Sample SLA checklist you can copy
Use this checklist as a starting point when comparing Managed IT providers or updating your current agreement.
| SLA section | What to define | Common pitfalls to avoid |
|---|---|---|
| Scope | Supported users, sites, devices, apps, cloud services, and what is excluded | Vague language like “general support” without specific systems listed |
| Support hours | Business hours, after-hours rules, holidays, and emergency definition | Assuming 24/7 when it is actually best-effort after hours |
| Ticket severity | Clear priority tiers with real examples | Everything classified as critical with no standards |
| Response and resolution | Targets per severity, stop-the-clock rules, update frequency | No definition of “resolved” and no escalation requirements |
| Uptime | Targets, measurement method, maintenance windows, dependencies | No exclusions or unclear measurement method |
| Security | Tooling, monitoring coverage, incident response steps, notifications | Security implied but not defined, especially during incidents |
| Backups and DR | Backup schedule, retention, restore testing, RPO and RTO | No restore testing and no clear recovery targets |
| Change management | Approvals, scheduling, emergency process, rollback expectations | Unapproved changes and unclear responsibilities for outages |
| Reporting | Monthly KPIs, QBR cadence, security metrics, asset inventory | Reports promised but not delivered or not measurable |
| Remedies and exit | Credits, termination, offboarding, access transfer, data handling | Vendor lock-in and unclear ownership of accounts and data |
FAQs
What is a Managed IT SLA?
A Managed IT SLA is the measurable part of a managed services contract. It defines what services are included, when support is available, and the targets for response, resolution, uptime, communication, and accountability.
What are good response and resolution times for an IT SLA?
Good targets depend on severity and business hours. Many organizations use a tiered approach such as: Critical issues responded to within 15 to 30 minutes, High within 1 hour, Medium within 4 hours, and Low within 1 business day, with clearly defined resolution targets for each tier.
Should a Managed IT SLA include cybersecurity responsibilities?
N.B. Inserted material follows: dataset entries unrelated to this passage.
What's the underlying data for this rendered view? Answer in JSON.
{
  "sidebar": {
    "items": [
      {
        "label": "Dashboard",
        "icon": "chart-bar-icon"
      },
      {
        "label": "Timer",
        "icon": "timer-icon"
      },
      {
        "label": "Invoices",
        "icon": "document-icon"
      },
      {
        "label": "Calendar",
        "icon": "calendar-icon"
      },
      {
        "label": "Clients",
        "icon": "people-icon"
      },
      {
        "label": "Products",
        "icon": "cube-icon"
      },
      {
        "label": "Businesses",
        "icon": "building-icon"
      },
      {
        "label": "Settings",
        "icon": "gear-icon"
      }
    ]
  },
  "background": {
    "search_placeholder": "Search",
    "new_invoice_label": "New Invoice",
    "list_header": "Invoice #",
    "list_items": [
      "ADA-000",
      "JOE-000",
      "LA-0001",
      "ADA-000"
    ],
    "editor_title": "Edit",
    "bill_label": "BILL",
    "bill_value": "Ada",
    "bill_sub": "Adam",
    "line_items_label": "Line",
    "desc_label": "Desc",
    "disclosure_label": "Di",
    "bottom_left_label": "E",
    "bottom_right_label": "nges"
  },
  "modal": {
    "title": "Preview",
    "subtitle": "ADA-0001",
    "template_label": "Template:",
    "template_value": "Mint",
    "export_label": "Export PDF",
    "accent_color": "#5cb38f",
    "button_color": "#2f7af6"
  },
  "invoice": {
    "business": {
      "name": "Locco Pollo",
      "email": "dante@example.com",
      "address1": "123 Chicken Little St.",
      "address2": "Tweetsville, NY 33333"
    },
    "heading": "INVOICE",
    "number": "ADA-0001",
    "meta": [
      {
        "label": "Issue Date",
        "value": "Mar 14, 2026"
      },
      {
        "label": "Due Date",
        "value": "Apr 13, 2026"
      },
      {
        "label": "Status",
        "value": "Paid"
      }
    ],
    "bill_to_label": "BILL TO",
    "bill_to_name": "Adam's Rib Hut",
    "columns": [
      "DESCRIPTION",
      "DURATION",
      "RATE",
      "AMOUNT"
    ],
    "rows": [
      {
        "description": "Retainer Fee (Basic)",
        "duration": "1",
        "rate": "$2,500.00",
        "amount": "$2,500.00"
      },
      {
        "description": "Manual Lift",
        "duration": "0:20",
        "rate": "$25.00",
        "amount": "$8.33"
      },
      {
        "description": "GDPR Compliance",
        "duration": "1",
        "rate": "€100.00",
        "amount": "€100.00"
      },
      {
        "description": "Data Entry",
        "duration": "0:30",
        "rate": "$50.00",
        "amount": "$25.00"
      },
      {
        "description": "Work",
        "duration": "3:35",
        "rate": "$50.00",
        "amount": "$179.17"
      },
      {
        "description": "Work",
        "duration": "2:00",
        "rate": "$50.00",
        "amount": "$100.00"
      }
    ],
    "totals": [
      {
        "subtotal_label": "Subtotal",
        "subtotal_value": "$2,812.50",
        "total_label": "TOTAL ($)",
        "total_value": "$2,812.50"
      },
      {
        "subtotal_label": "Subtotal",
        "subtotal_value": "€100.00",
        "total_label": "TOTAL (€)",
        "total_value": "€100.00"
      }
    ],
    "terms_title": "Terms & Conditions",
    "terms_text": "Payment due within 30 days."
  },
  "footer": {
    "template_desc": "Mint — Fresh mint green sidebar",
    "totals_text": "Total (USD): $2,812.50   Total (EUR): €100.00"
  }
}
Yes. The SLA should specify security tooling, monitoring coverage, incident response steps, escalation paths, notification timelines, and what is considered billable project work versus included service.
What is the difference between uptime SLA and support SLA?
An uptime SLA covers availability of systems or services like networks, cloud apps, and backups. A support SLA covers help desk performance such as response time, resolution time, and escalation procedures.